The weight you're able to lift at relative to your body weight will determine whether you are a beginner, novice, intermediate, advanced, or elite lifter. The strength standards calculator below can calculate your one-repetition maximum (1RM), how many times your own body weight (BW) you can lift, and approximate strength level for squats, deadlifts, bench press, and overhead press:

Strength Standards Calculator

  1. Your body weight:

  2. You Can lift with reps

Maximum Muscular Potential

Beginner lifters will see the greatest muscular gains while experienced lifters will see the least over the span of a few years of consistent, progressive lifting. This is because of diminishing returns as the human body approaches their muscular genetic limit. This limit can be overridden with drugs, which is not advisable.

Warm-Up and Cool Down

To reduce the risk of injuries, warming up the body with several minutes of cardio such as jump rope or dynamic stretching is necessary before performing heavy weights. After your workout, a cool down of light cardio and static stretching is recommended.

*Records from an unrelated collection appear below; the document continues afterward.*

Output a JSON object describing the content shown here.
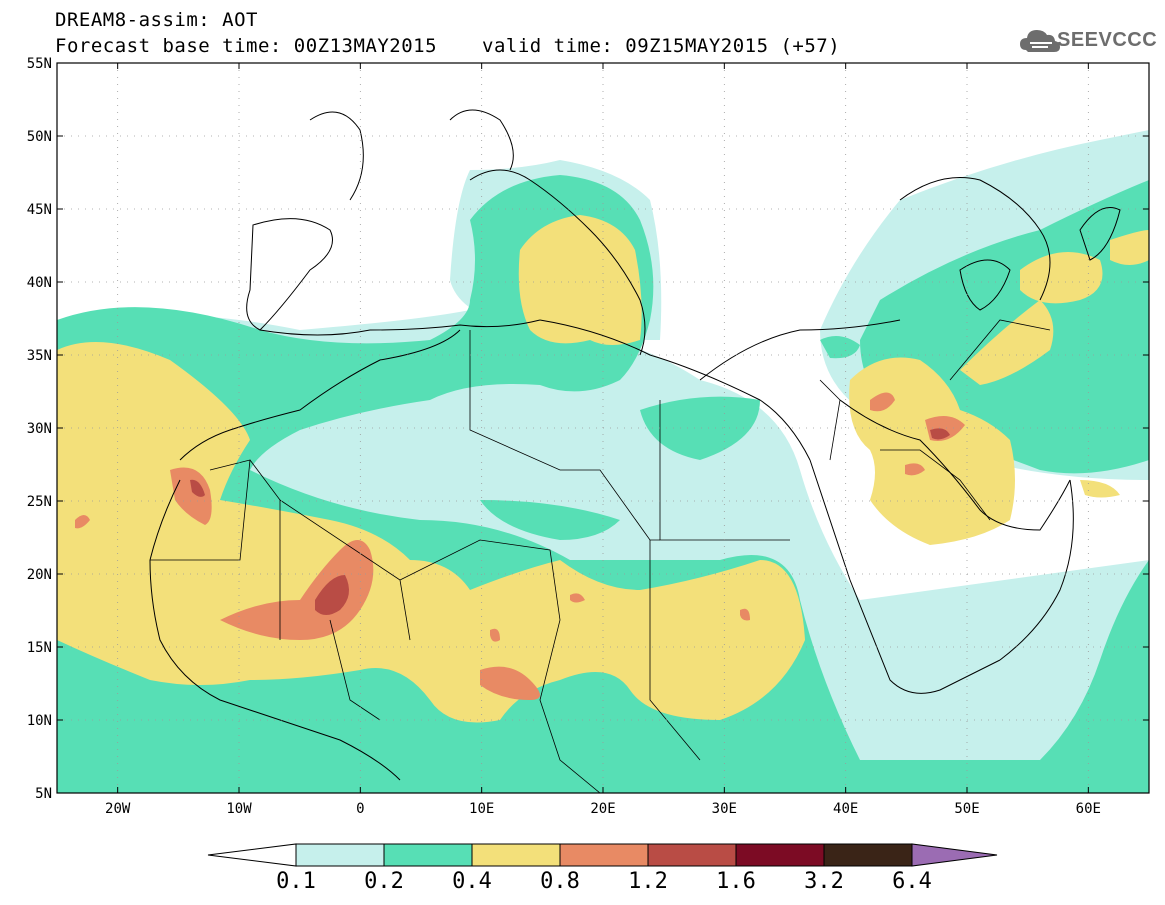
{
  "title": {
    "line1": "DREAM8-assim: AOT",
    "base_time": "Forecast base time: 00Z13MAY2015",
    "valid_time": "valid time: 09Z15MAY2015 (+57)"
  },
  "logo": {
    "text": "SEEVCCC",
    "icon": "cloud-icon"
  },
  "map": {
    "lon_range": [
      -25,
      65
    ],
    "lat_range": [
      5,
      55
    ],
    "lon_ticks": [
      "20W",
      "10W",
      "0",
      "10E",
      "20E",
      "30E",
      "40E",
      "50E",
      "60E"
    ],
    "lat_ticks": [
      "5N",
      "10N",
      "15N",
      "20N",
      "25N",
      "30N",
      "35N",
      "40N",
      "45N",
      "50N",
      "55N"
    ],
    "grid": "dotted"
  },
  "colorbar": {
    "labels": [
      "0.1",
      "0.2",
      "0.4",
      "0.8",
      "1.2",
      "1.6",
      "3.2",
      "6.4"
    ],
    "colors": [
      "#ffffff",
      "#c6f0ec",
      "#57dfb5",
      "#f3e07a",
      "#e88a64",
      "#b94c45",
      "#7c0b24",
      "#3a2417",
      "#9b6cb3"
    ]
  }
}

Gaining muscle does not mean you lose flexibility. Performing static stretches allow you to maintain and increase flexibility. Static stretches are not recommended right before a workout since it pre-fatigues the muscles, which would hinder performance. Do stretch after a workout.

Form and Technique

Proper and controlled form is more important than how heavy you can lift. Never sacrifice form for heavier weights or you are at risk for injury. If good form becomes difficult, deload the weights until you are stronger. The concentric movement (going against gravity) should be explosive (but it will appear slower with a heavy enough weight), and the eccentric movement (going with gravity) should be slower. For power, aim for fast explosive movements, and for hypertrophy, aim for slower eccentric movements.

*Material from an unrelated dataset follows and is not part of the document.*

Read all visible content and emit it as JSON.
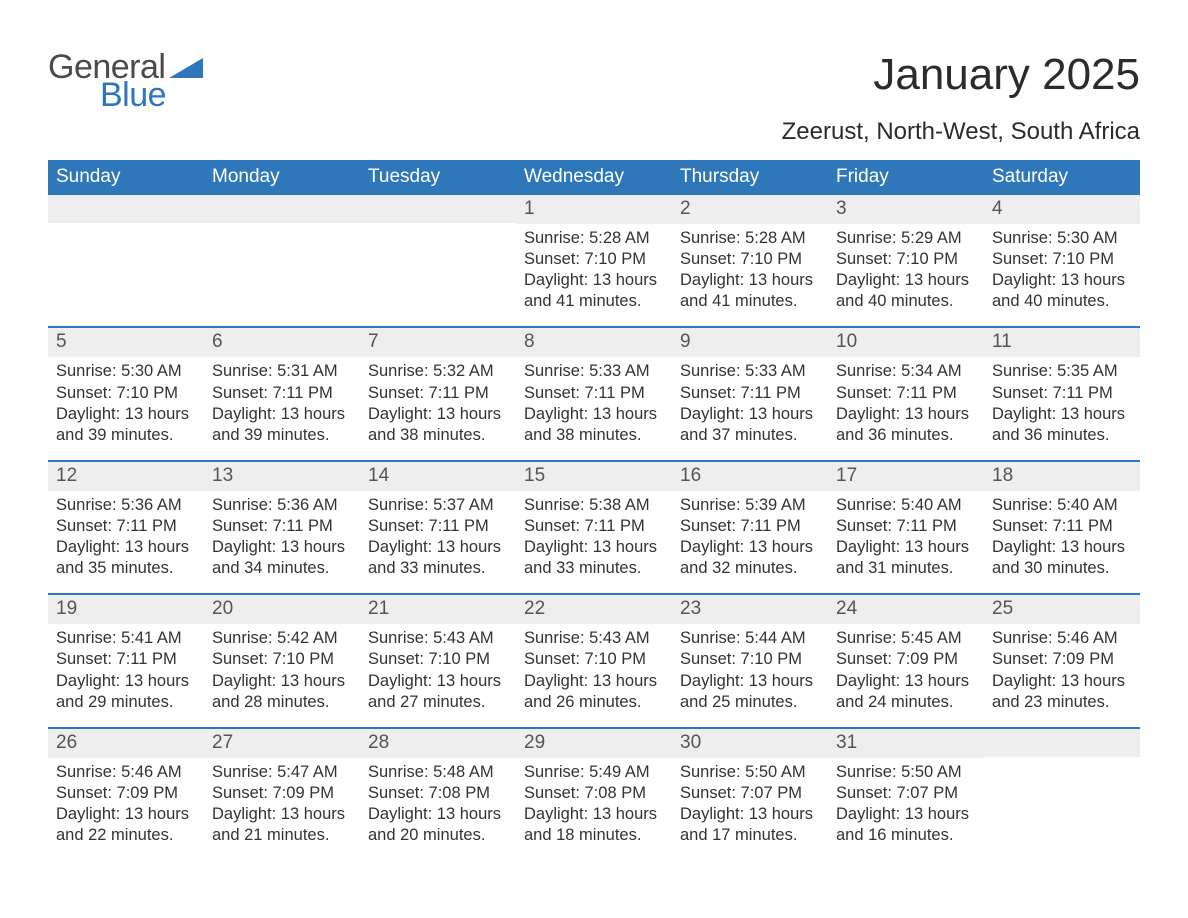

If you have limited lifting experience, it is advisable to meet with a personal trainer to learn proper form and technique.

General guidelines for good form while performing a lift:

  1. Always keep your core (abs and back) tight and flexed.
  2. Always keep your butt out and not have your lower back arching inwards.
  3. Your knees and elbows should be slightly bent (not locked).
  4. If lifting a barbell above your waist, keep your forearms and wrist straight and perpendicular to the floor.
  5. Each lift should be performed with a full range of motion, but never hyperextended.
  6. Do not swing or rely on momentum to perform a lift.